All-time poker great Phil Ivey is asking the United States Court of Appeals for the Third Circuit to overturn a $10.1 million judgement in a case pitting him against an MGM Resorts-owned casino, according to court documents obtained by Card Player Magazine.
Ivey, along with his playing partner Cheung Yin “Kelly” Sun, on Friday filed an appeal in the federal court in Philadelphia, just days after U.S. District Court Judge Noel Hillman denied their motion to stay enforcement of the judgement, without bond, pending the appeal.
Judge Hillman’s decision allows the Borgata casino-hotel in Atlantic City to try and collect on the judgement while the appeal is pending, the casino’s lawyer told Card Player.
The U.S. District Court for the District of New Jersey determined in 2016 that Ivey and Sun breached their contract with the Borgata when they gained a small edge on the house. Their legal team still disputes the breach of contract ruling.
The case stems from 2012 high-stakes baccarat sessions at the top casino in the East Coast gambling hub.

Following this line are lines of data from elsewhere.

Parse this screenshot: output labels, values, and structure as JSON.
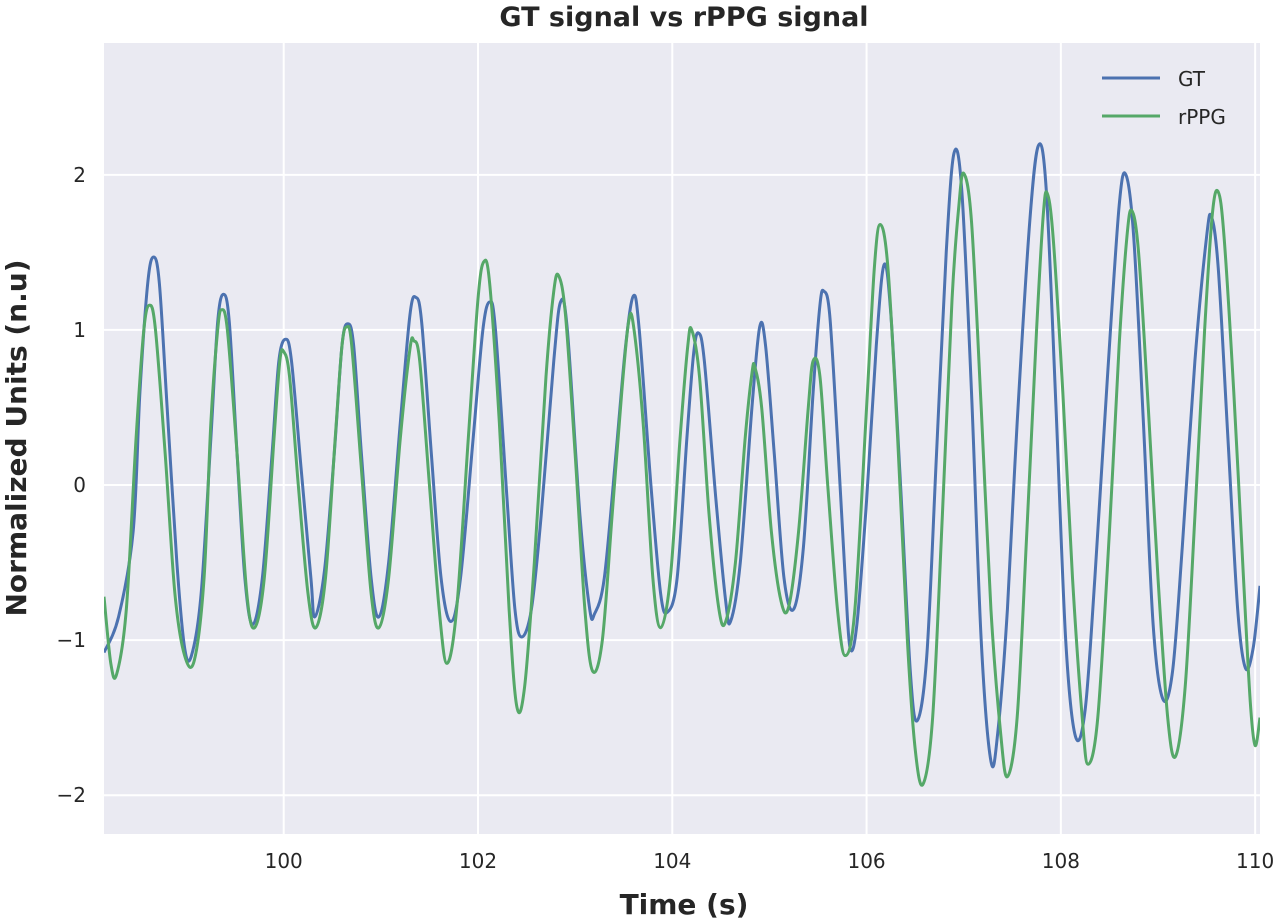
{
  "chart_data": {
    "type": "line",
    "title": "GT signal vs rPPG signal",
    "xlabel": "Time (s)",
    "ylabel": "Normalized Units (n.u)",
    "xlim": [
      98.15,
      110.05
    ],
    "ylim": [
      -2.25,
      2.85
    ],
    "xticks": [
      100,
      102,
      104,
      106,
      108,
      110
    ],
    "xtick_labels": [
      "100",
      "102",
      "104",
      "106",
      "108",
      "110"
    ],
    "yticks": [
      -2,
      -1,
      0,
      1,
      2
    ],
    "ytick_labels": [
      "−2",
      "−1",
      "0",
      "1",
      "2"
    ],
    "grid": true,
    "legend_position": "top-right",
    "background": "#EAEAF2",
    "series": [
      {
        "name": "GT",
        "color": "#4C72B0",
        "points": [
          [
            98.15,
            -1.08
          ],
          [
            98.3,
            -0.85
          ],
          [
            98.45,
            -0.3
          ],
          [
            98.52,
            0.6
          ],
          [
            98.6,
            1.3
          ],
          [
            98.66,
            1.47
          ],
          [
            98.72,
            1.3
          ],
          [
            98.8,
            0.5
          ],
          [
            98.9,
            -0.5
          ],
          [
            98.98,
            -1.05
          ],
          [
            99.05,
            -1.1
          ],
          [
            99.15,
            -0.7
          ],
          [
            99.25,
            0.3
          ],
          [
            99.32,
            1.05
          ],
          [
            99.38,
            1.23
          ],
          [
            99.44,
            1.05
          ],
          [
            99.52,
            0.2
          ],
          [
            99.6,
            -0.6
          ],
          [
            99.68,
            -0.9
          ],
          [
            99.78,
            -0.6
          ],
          [
            99.88,
            0.2
          ],
          [
            99.95,
            0.8
          ],
          [
            100.02,
            0.94
          ],
          [
            100.08,
            0.8
          ],
          [
            100.18,
            0.1
          ],
          [
            100.28,
            -0.6
          ],
          [
            100.32,
            -0.85
          ],
          [
            100.42,
            -0.55
          ],
          [
            100.52,
            0.2
          ],
          [
            100.6,
            0.9
          ],
          [
            100.66,
            1.04
          ],
          [
            100.72,
            0.9
          ],
          [
            100.8,
            0.2
          ],
          [
            100.9,
            -0.6
          ],
          [
            100.98,
            -0.85
          ],
          [
            101.08,
            -0.5
          ],
          [
            101.2,
            0.4
          ],
          [
            101.3,
            1.1
          ],
          [
            101.36,
            1.21
          ],
          [
            101.42,
            1.05
          ],
          [
            101.52,
            0.2
          ],
          [
            101.62,
            -0.6
          ],
          [
            101.72,
            -0.88
          ],
          [
            101.82,
            -0.6
          ],
          [
            101.95,
            0.3
          ],
          [
            102.05,
            1.0
          ],
          [
            102.12,
            1.18
          ],
          [
            102.18,
            1.0
          ],
          [
            102.3,
            -0.1
          ],
          [
            102.38,
            -0.8
          ],
          [
            102.45,
            -0.98
          ],
          [
            102.55,
            -0.8
          ],
          [
            102.65,
            -0.2
          ],
          [
            102.78,
            0.8
          ],
          [
            102.85,
            1.18
          ],
          [
            102.92,
            1.0
          ],
          [
            103.05,
            -0.2
          ],
          [
            103.15,
            -0.8
          ],
          [
            103.2,
            -0.83
          ],
          [
            103.3,
            -0.6
          ],
          [
            103.42,
            0.2
          ],
          [
            103.52,
            0.9
          ],
          [
            103.6,
            1.22
          ],
          [
            103.66,
            1.0
          ],
          [
            103.78,
            0.0
          ],
          [
            103.88,
            -0.7
          ],
          [
            103.95,
            -0.82
          ],
          [
            104.05,
            -0.6
          ],
          [
            104.15,
            0.3
          ],
          [
            104.22,
            0.85
          ],
          [
            104.27,
            0.98
          ],
          [
            104.33,
            0.8
          ],
          [
            104.45,
            -0.1
          ],
          [
            104.55,
            -0.75
          ],
          [
            104.6,
            -0.88
          ],
          [
            104.7,
            -0.5
          ],
          [
            104.82,
            0.5
          ],
          [
            104.9,
            1.02
          ],
          [
            104.96,
            0.9
          ],
          [
            105.05,
            0.2
          ],
          [
            105.15,
            -0.6
          ],
          [
            105.25,
            -0.8
          ],
          [
            105.35,
            -0.4
          ],
          [
            105.45,
            0.6
          ],
          [
            105.52,
            1.16
          ],
          [
            105.56,
            1.25
          ],
          [
            105.62,
            1.1
          ],
          [
            105.7,
            0.3
          ],
          [
            105.78,
            -0.6
          ],
          [
            105.83,
            -1.05
          ],
          [
            105.9,
            -0.9
          ],
          [
            106.0,
            -0.1
          ],
          [
            106.1,
            0.9
          ],
          [
            106.18,
            1.42
          ],
          [
            106.25,
            1.1
          ],
          [
            106.35,
            0.0
          ],
          [
            106.45,
            -1.2
          ],
          [
            106.52,
            -1.52
          ],
          [
            106.62,
            -1.1
          ],
          [
            106.72,
            0.2
          ],
          [
            106.82,
            1.5
          ],
          [
            106.9,
            2.14
          ],
          [
            106.98,
            1.9
          ],
          [
            107.08,
            0.6
          ],
          [
            107.18,
            -1.0
          ],
          [
            107.28,
            -1.78
          ],
          [
            107.35,
            -1.6
          ],
          [
            107.45,
            -0.8
          ],
          [
            107.55,
            0.4
          ],
          [
            107.68,
            1.7
          ],
          [
            107.77,
            2.19
          ],
          [
            107.85,
            1.9
          ],
          [
            107.95,
            0.5
          ],
          [
            108.05,
            -1.0
          ],
          [
            108.15,
            -1.62
          ],
          [
            108.25,
            -1.45
          ],
          [
            108.35,
            -0.6
          ],
          [
            108.48,
            0.7
          ],
          [
            108.6,
            1.8
          ],
          [
            108.67,
            2.0
          ],
          [
            108.75,
            1.6
          ],
          [
            108.85,
            0.4
          ],
          [
            108.95,
            -0.9
          ],
          [
            109.05,
            -1.38
          ],
          [
            109.15,
            -1.2
          ],
          [
            109.25,
            -0.4
          ],
          [
            109.38,
            0.8
          ],
          [
            109.5,
            1.6
          ],
          [
            109.55,
            1.73
          ],
          [
            109.62,
            1.4
          ],
          [
            109.72,
            0.3
          ],
          [
            109.82,
            -0.8
          ],
          [
            109.9,
            -1.18
          ],
          [
            109.98,
            -1.05
          ],
          [
            110.05,
            -0.65
          ]
        ]
      },
      {
        "name": "rPPG",
        "color": "#55A868",
        "points": [
          [
            98.15,
            -0.72
          ],
          [
            98.22,
            -1.15
          ],
          [
            98.28,
            -1.22
          ],
          [
            98.38,
            -0.8
          ],
          [
            98.48,
            0.3
          ],
          [
            98.56,
            1.0
          ],
          [
            98.62,
            1.16
          ],
          [
            98.68,
            1.0
          ],
          [
            98.78,
            0.2
          ],
          [
            98.88,
            -0.7
          ],
          [
            98.98,
            -1.1
          ],
          [
            99.08,
            -1.13
          ],
          [
            99.18,
            -0.6
          ],
          [
            99.25,
            0.4
          ],
          [
            99.32,
            1.0
          ],
          [
            99.36,
            1.13
          ],
          [
            99.42,
            1.0
          ],
          [
            99.52,
            0.2
          ],
          [
            99.62,
            -0.7
          ],
          [
            99.7,
            -0.92
          ],
          [
            99.8,
            -0.6
          ],
          [
            99.9,
            0.3
          ],
          [
            99.96,
            0.8
          ],
          [
            100.0,
            0.86
          ],
          [
            100.06,
            0.7
          ],
          [
            100.15,
            0.0
          ],
          [
            100.25,
            -0.7
          ],
          [
            100.33,
            -0.92
          ],
          [
            100.43,
            -0.6
          ],
          [
            100.53,
            0.3
          ],
          [
            100.6,
            0.9
          ],
          [
            100.65,
            1.02
          ],
          [
            100.7,
            0.9
          ],
          [
            100.8,
            0.1
          ],
          [
            100.9,
            -0.7
          ],
          [
            100.98,
            -0.92
          ],
          [
            101.08,
            -0.6
          ],
          [
            101.2,
            0.3
          ],
          [
            101.3,
            0.88
          ],
          [
            101.34,
            0.93
          ],
          [
            101.4,
            0.8
          ],
          [
            101.5,
            0.0
          ],
          [
            101.6,
            -0.8
          ],
          [
            101.68,
            -1.15
          ],
          [
            101.78,
            -0.8
          ],
          [
            101.9,
            0.3
          ],
          [
            102.0,
            1.2
          ],
          [
            102.06,
            1.44
          ],
          [
            102.12,
            1.3
          ],
          [
            102.22,
            0.4
          ],
          [
            102.32,
            -0.8
          ],
          [
            102.4,
            -1.43
          ],
          [
            102.48,
            -1.3
          ],
          [
            102.58,
            -0.5
          ],
          [
            102.7,
            0.7
          ],
          [
            102.78,
            1.25
          ],
          [
            102.83,
            1.35
          ],
          [
            102.9,
            1.1
          ],
          [
            103.0,
            0.2
          ],
          [
            103.1,
            -0.8
          ],
          [
            103.18,
            -1.2
          ],
          [
            103.28,
            -1.0
          ],
          [
            103.38,
            -0.2
          ],
          [
            103.48,
            0.6
          ],
          [
            103.55,
            1.05
          ],
          [
            103.6,
            1.03
          ],
          [
            103.7,
            0.4
          ],
          [
            103.8,
            -0.6
          ],
          [
            103.88,
            -0.92
          ],
          [
            103.98,
            -0.6
          ],
          [
            104.08,
            0.3
          ],
          [
            104.16,
            0.9
          ],
          [
            104.2,
            1.0
          ],
          [
            104.28,
            0.7
          ],
          [
            104.38,
            -0.2
          ],
          [
            104.48,
            -0.8
          ],
          [
            104.55,
            -0.88
          ],
          [
            104.65,
            -0.5
          ],
          [
            104.75,
            0.3
          ],
          [
            104.82,
            0.72
          ],
          [
            104.85,
            0.76
          ],
          [
            104.92,
            0.5
          ],
          [
            105.02,
            -0.3
          ],
          [
            105.12,
            -0.75
          ],
          [
            105.2,
            -0.78
          ],
          [
            105.3,
            -0.3
          ],
          [
            105.4,
            0.5
          ],
          [
            105.45,
            0.8
          ],
          [
            105.52,
            0.7
          ],
          [
            105.6,
            0.0
          ],
          [
            105.7,
            -0.8
          ],
          [
            105.78,
            -1.1
          ],
          [
            105.88,
            -0.8
          ],
          [
            106.0,
            0.5
          ],
          [
            106.08,
            1.4
          ],
          [
            106.14,
            1.68
          ],
          [
            106.22,
            1.4
          ],
          [
            106.32,
            0.3
          ],
          [
            106.42,
            -1.0
          ],
          [
            106.5,
            -1.7
          ],
          [
            106.58,
            -1.93
          ],
          [
            106.68,
            -1.5
          ],
          [
            106.78,
            -0.2
          ],
          [
            106.88,
            1.2
          ],
          [
            106.95,
            1.8
          ],
          [
            107.0,
            2.01
          ],
          [
            107.08,
            1.7
          ],
          [
            107.18,
            0.5
          ],
          [
            107.28,
            -0.8
          ],
          [
            107.38,
            -1.6
          ],
          [
            107.45,
            -1.88
          ],
          [
            107.55,
            -1.5
          ],
          [
            107.65,
            -0.3
          ],
          [
            107.75,
            1.0
          ],
          [
            107.82,
            1.75
          ],
          [
            107.86,
            1.88
          ],
          [
            107.92,
            1.6
          ],
          [
            108.02,
            0.6
          ],
          [
            108.12,
            -0.6
          ],
          [
            108.22,
            -1.5
          ],
          [
            108.28,
            -1.8
          ],
          [
            108.38,
            -1.5
          ],
          [
            108.5,
            -0.3
          ],
          [
            108.6,
            0.9
          ],
          [
            108.68,
            1.6
          ],
          [
            108.73,
            1.77
          ],
          [
            108.8,
            1.5
          ],
          [
            108.9,
            0.5
          ],
          [
            109.0,
            -0.6
          ],
          [
            109.1,
            -1.5
          ],
          [
            109.18,
            -1.75
          ],
          [
            109.28,
            -1.3
          ],
          [
            109.38,
            -0.2
          ],
          [
            109.48,
            1.0
          ],
          [
            109.56,
            1.75
          ],
          [
            109.62,
            1.89
          ],
          [
            109.68,
            1.6
          ],
          [
            109.78,
            0.6
          ],
          [
            109.88,
            -0.6
          ],
          [
            109.95,
            -1.4
          ],
          [
            110.0,
            -1.68
          ],
          [
            110.05,
            -1.5
          ]
        ]
      }
    ]
  }
}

Ivey and Sun used a technique called edge-sorting to exploit subtle manufacturing defects on the backs of the playing cards. As a result, they gained a significant, albeit small, edge over the house. It paid off over the course of their marathon gambling sessions.
Borgata said that the edge-sorting “changed the overall odds of the game from an approximate 1.06 percent house advantage to an approximately 6.765 percent advantage for Ivey.”
“Even though Ivey and Sun’s cunning and skill did not break the rules of baccarat, what sets Ivey and Sun’s actions apart from deceitful maneuvers in other games is that those maneuvers broke the rules of gambling as defined in this state,” Judge Hillman wrote in late 2016.
Ivey and Sun were betting as much as $150,000 per hand, with Ivey claiming in an unsuccessful countersuit that the casino plied him with alcohol.